Representatives of Nunavut’s District Education Authorities meet in Iqaluit Oct. 15 for the coalition’s annual general meeting. Schools across the territory continue to deal with problems associated with social promotion, a number of DEA representatives said. (PHOTO BY THOMAS ROHNER)
A breakdown in communication at all levels of Nunavut’s education system is perpetuating problems associated with the social promotion of students from one grade to the next and leading to student dropouts, a room full of district education authority members heard in Iqaluit Oct. 14.
Social promotion or “social passing,” which the territory’s education department says it does not officially support, is the practice of pushing students from one grade to the next even if they can’t fulfill the requirements set out in the grade’s curriculum.
“DEAs have been saying for years that social passing has to stop,” said Nikki Eegeesiak, executive director of the Coalition of Nunavut’s DEAs, at the coalition’s annual general meeting at Iqaluit’s Frobisher Inn.
“There’s a big gap in communication at every level,” Eegeesiak told Nunatsiaq News, “from parents, kids, teachers, government—the whole school system.”
For example, if kids are skipping school, Eegeesiak explained, teachers won’t always tell parents, and parents won’t know.
Attendance rates often drop and dropout rates often increase after students get to Grade 10, Eegeesiak said, when students begin writing departmental exams and earning credits towards their high school diploma.
Sometimes, parents don’t know how ill-prepared their children are when they go into Grade 10.
Eegeesiak’s office introduced new terminology recently to reflect this breakdown in communication, changing the term from “dropouts” to “pushouts.”
All too often, blame is pushed around within the education system to explain problems, Eegeesiak said.
“Sometimes it wasn’t the kid’s fault, it wasn’t the teacher’s fault, or parent’s or school’s fault, but it was the whole system’s fault,” she said. “Everybody’s got to be more accountable.”
The gap in communication must be addressed to avoid push-outs, Eegeesiak said.
Social promotion, a controversial practice in Nunavut schools dating back to before the territory’s creation in 1999, can leave students with diminished self-confidence, some say, because they fall further and further behind their classmates.

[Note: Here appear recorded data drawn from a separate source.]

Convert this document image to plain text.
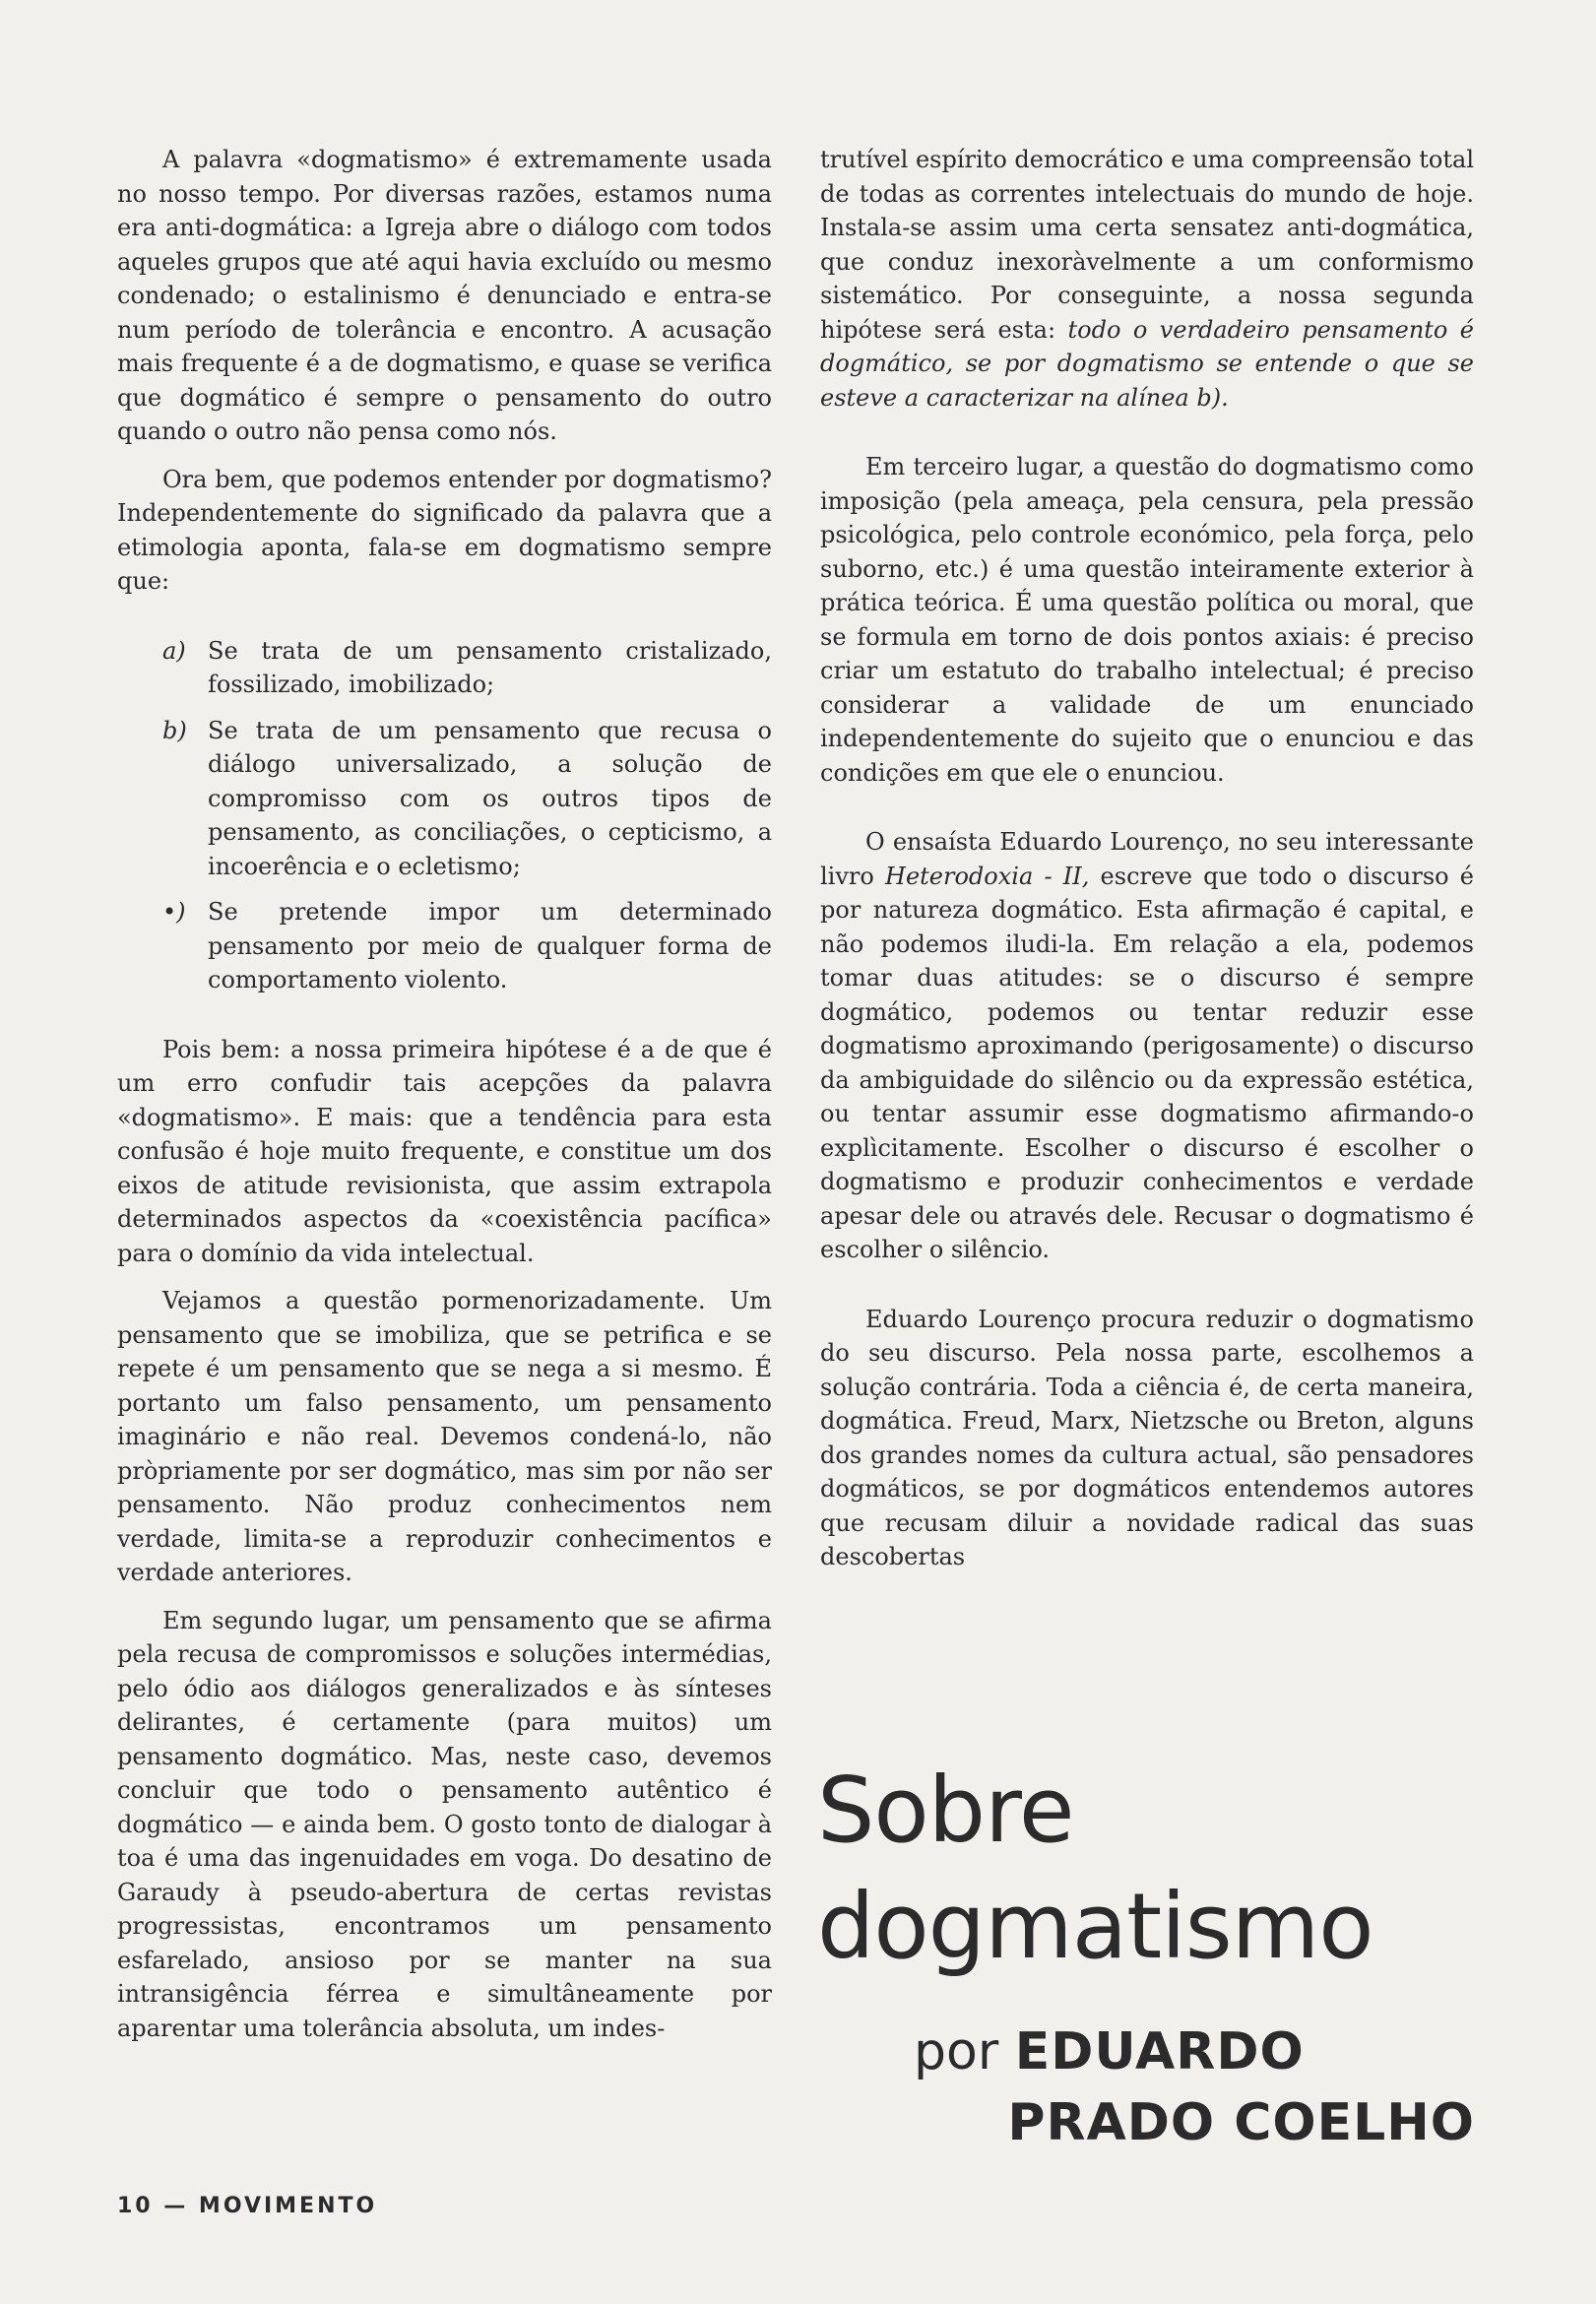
A palavra «dogmatismo» é extremamente usada no nosso tempo. Por diversas razões, estamos numa era anti-dogmática: a Igreja abre o diálogo com todos aqueles grupos que até aqui havia excluído ou mesmo condenado; o estalinismo é denunciado e entra-se num período de tolerância e encontro. A acusação mais frequente é a de dogmatismo, e quase se verifica que dogmático é sempre o pensamento do outro quando o outro não pensa como nós.

Ora bem, que podemos entender por dogmatismo? Independentemente do significado da palavra que a etimologia aponta, fala-se em dogmatismo sempre que:

a) Se trata de um pensamento cristalizado, fossilizado, imobilizado;
b) Se trata de um pensamento que recusa o diálogo universalizado, a solução de compromisso com os outros tipos de pensamento, as conciliações, o cepticismo, a incoerência e o ecletismo;
•) Se pretende impor um determinado pensamento por meio de qualquer forma de comportamento violento.

Pois bem: a nossa primeira hipótese é a de que é um erro confudir tais acepções da palavra «dogmatismo». E mais: que a tendência para esta confusão é hoje muito frequente, e constitue um dos eixos de atitude revisionista, que assim extrapola determinados aspectos da «coexistência pacífica» para o domínio da vida intelectual.

Vejamos a questão pormenorizadamente. Um pensamento que se imobiliza, que se petrifica e se repete é um pensamento que se nega a si mesmo. É portanto um falso pensamento, um pensamento imaginário e não real. Devemos condená-lo, não pròpriamente por ser dogmático, mas sim por não ser pensamento. Não produz conhecimentos nem verdade, limita-se a reproduzir conhecimentos e verdade anteriores.

Em segundo lugar, um pensamento que se afirma pela recusa de compromissos e soluções intermédias, pelo ódio aos diálogos generalizados e às sínteses delirantes, é certamente (para muitos) um pensamento dogmático. Mas, neste caso, devemos concluir que todo o pensamento autêntico é dogmático — e ainda bem. O gosto tonto de dialogar à toa é uma das ingenuidades em voga. Do desatino de Garaudy à pseudo-abertura de certas revistas progressistas, encontramos um pensamento esfarelado, ansioso por se manter na sua intransigência férrea e simultâneamente por aparentar uma tolerância absoluta, um indes-

trutível espírito democrático e uma compreensão total de todas as correntes intelectuais do mundo de hoje. Instala-se assim uma certa sensatez anti-dogmática, que conduz inexoràvelmente a um conformismo sistemático. Por conseguinte, a nossa segunda hipótese será esta: todo o verdadeiro pensamento é dogmático, se por dogmatismo se entende o que se esteve a caracterizar na alínea b).

Em terceiro lugar, a questão do dogmatismo como imposição (pela ameaça, pela censura, pela pressão psicológica, pelo controle económico, pela força, pelo suborno, etc.) é uma questão inteiramente exterior à prática teórica. É uma questão política ou moral, que se formula em torno de dois pontos axiais: é preciso criar um estatuto do trabalho intelectual; é preciso considerar a validade de um enunciado independentemente do sujeito que o enunciou e das condições em que ele o enunciou.

O ensaísta Eduardo Lourenço, no seu interessante livro Heterodoxia - II, escreve que todo o discurso é por natureza dogmático. Esta afirmação é capital, e não podemos iludi-la. Em relação a ela, podemos tomar duas atitudes: se o discurso é sempre dogmático, podemos ou tentar reduzir esse dogmatismo aproximando (perigosamente) o discurso da ambiguidade do silêncio ou da expressão estética, ou tentar assumir esse dogmatismo afirmando-o explìcitamente. Escolher o discurso é escolher o dogmatismo e produzir conhecimentos e verdade apesar dele ou através dele. Recusar o dogmatismo é escolher o silêncio.

Eduardo Lourenço procura reduzir o dogmatismo do seu discurso. Pela nossa parte, escolhemos a solução contrária. Toda a ciência é, de certa maneira, dogmática. Freud, Marx, Nietzsche ou Breton, alguns dos grandes nomes da cultura actual, são pensadores dogmáticos, se por dogmáticos entendemos autores que recusam diluir a novidade radical das suas descobertas

Sobre
dogmatismo
por EDUARDO
PRADO COELHO
10 — MOVIMENTO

Kathy Okpik, Nunavut’s deputy minister of education, submitted a letter to Nunatsiaq News in 2012, explaining that the education department does not support social promotion but instead supports something the GN calls “continuous progress.”
“Continuous progress requires that a school team — teachers, parents, principals, school community counsellors and student support teachers — work together to make decisions about the placement of each student,” Okpik wrote.

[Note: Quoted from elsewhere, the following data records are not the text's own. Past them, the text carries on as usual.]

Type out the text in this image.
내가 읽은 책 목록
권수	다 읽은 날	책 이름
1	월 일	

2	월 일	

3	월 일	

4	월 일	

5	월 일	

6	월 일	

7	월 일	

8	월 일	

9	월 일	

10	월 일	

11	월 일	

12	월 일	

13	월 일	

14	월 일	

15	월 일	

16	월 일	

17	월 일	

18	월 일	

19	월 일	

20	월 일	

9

But in 2013, then-premier, and education minister Eva Aariak defended her department’s policy of keeping students with their age group.

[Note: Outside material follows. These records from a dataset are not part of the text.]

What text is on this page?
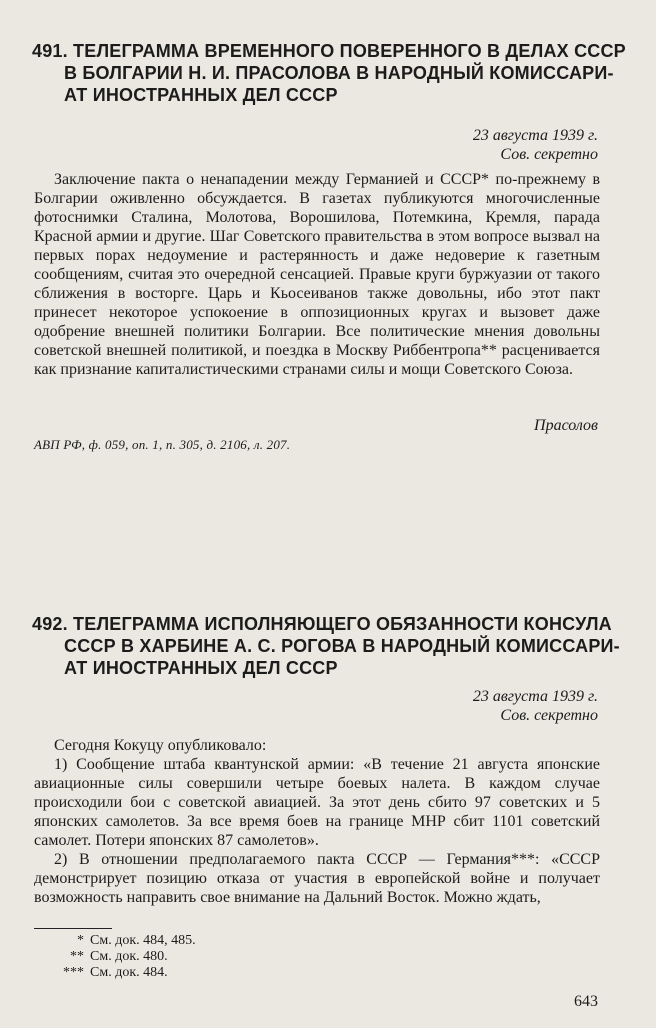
491. ТЕЛЕГРАММА ВРЕМЕННОГО ПОВЕРЕННОГО В ДЕЛАХ СССР
В БОЛГАРИИ Н. И. ПРАСОЛОВА В НАРОДНЫЙ КОМИССАРИ-
АТ ИНОСТРАННЫХ ДЕЛ СССР
23 августа 1939 г.
Сов. секретно

Заключение пакта о ненападении между Германией и СССР* по-прежнему в Болгарии оживленно обсуждается. В газетах публикуются многочисленные фотоснимки Сталина, Молотова, Ворошилова, Потемкина, Кремля, парада Красной армии и другие. Шаг Советского правительства в этом вопросе вызвал на первых порах недоумение и растерянность и даже недоверие к газетным сообщениям, считая это очередной сенсацией. Правые круги буржуазии от такого сближения в восторге. Царь и Кьосеиванов также довольны, ибо этот пакт принесет некоторое успокоение в оппозиционных кругах и вызовет даже одобрение внешней политики Болгарии. Все политические мнения довольны советской внешней политикой, и поездка в Москву Риббентропа** расценивается как признание капиталистическими странами силы и мощи Советского Союза.

Прасолов
АВП РФ, ф. 059, оп. 1, п. 305, д. 2106, л. 207.
492. ТЕЛЕГРАММА ИСПОЛНЯЮЩЕГО ОБЯЗАННОСТИ КОНСУЛА
СССР В ХАРБИНЕ А. С. РОГОВА В НАРОДНЫЙ КОМИССАРИ-
АТ ИНОСТРАННЫХ ДЕЛ СССР
23 августа 1939 г.
Сов. секретно

Сегодня Кокуцу опубликовало:

1) Сообщение штаба квантунской армии: «В течение 21 августа японские авиационные силы совершили четыре боевых налета. В каждом случае происходили бои с советской авиацией. За этот день сбито 97 советских и 5 японских самолетов. За все время боев на границе МНР сбит 1101 советский самолет. Потери японских 87 самолетов».

2) В отношении предполагаемого пакта СССР — Германия***: «СССР демонстрирует позицию отказа от участия в европейской войне и получает возможность направить свое внимание на Дальний Восток. Можно ждать,

* См. док. 484, 485.
** См. док. 480.
*** См. док. 484.
643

Holding students back should not be a regular procedure, Aariak said.
And Iqaluit lawyer Anne Crawford, who has been hired as a consultant to help prepare the DEA’s submission to the Education Act review currently under way, wrote in Nunatsiaq News last fall that a directive signed by Aariak in Sept. 2013 makes it “very, very difficult to ‘fail’ a student.”
Some DEA representatives at the coalition’s recent Iqaluit meeting don’t see much positive impact from passing students when they’re not ready.
“We get fewer teachers, dropout rates are high, graduation rates are low,” Mavis Elias Adjun, a parent and DEA representative from Kugluktuk, told Nunatsiaq News Oct. 15. “There are still negative effects of social passing.”
Vicki Aitaok, chair of the Cambridge Bay DEA told Nunatsiaq News, that, as a parent, she actually held her own son back in Grade 2 because she didn’t feel he was ready for Grade 3.
“In fact, I have two children I have held back as a parent,” said Aitaok, an instructor at Nunavut Arctic College in Cambridge Bay.
“As a parent I have that authority to decide if my child should pass or not. And parents have always had that. I don’t believe parents really know about that.”
Aitaok would like to see parents become more involved, rather than wait for administrative directives.
“Parents are not being as active as they need to be, and they’re expecting teachers and the government to make decisions for them, rather than making decisions for themselves and their own children,” she said.
Aitaok recently posted Cambridge Bay school attendance rates on that community’s Facebook page hoping to motivate parents into making sure their children go to school.
“We wanted to show, too, that there are lots of kids going to school — lots and lots of kids,” she said.
Aitaok said she doesn’t yet see the pieces falling into place from the education department’s efforts to get rid of social promotion, but she is hopeful for the future.
“The directive only started this school year, so we’re not expecting [social promotion] to continue,” Aitaok said.
“Whatever happened in the past, happened in the past. We’re just going to try to move forward with the children, and encourage parents to get more involved.”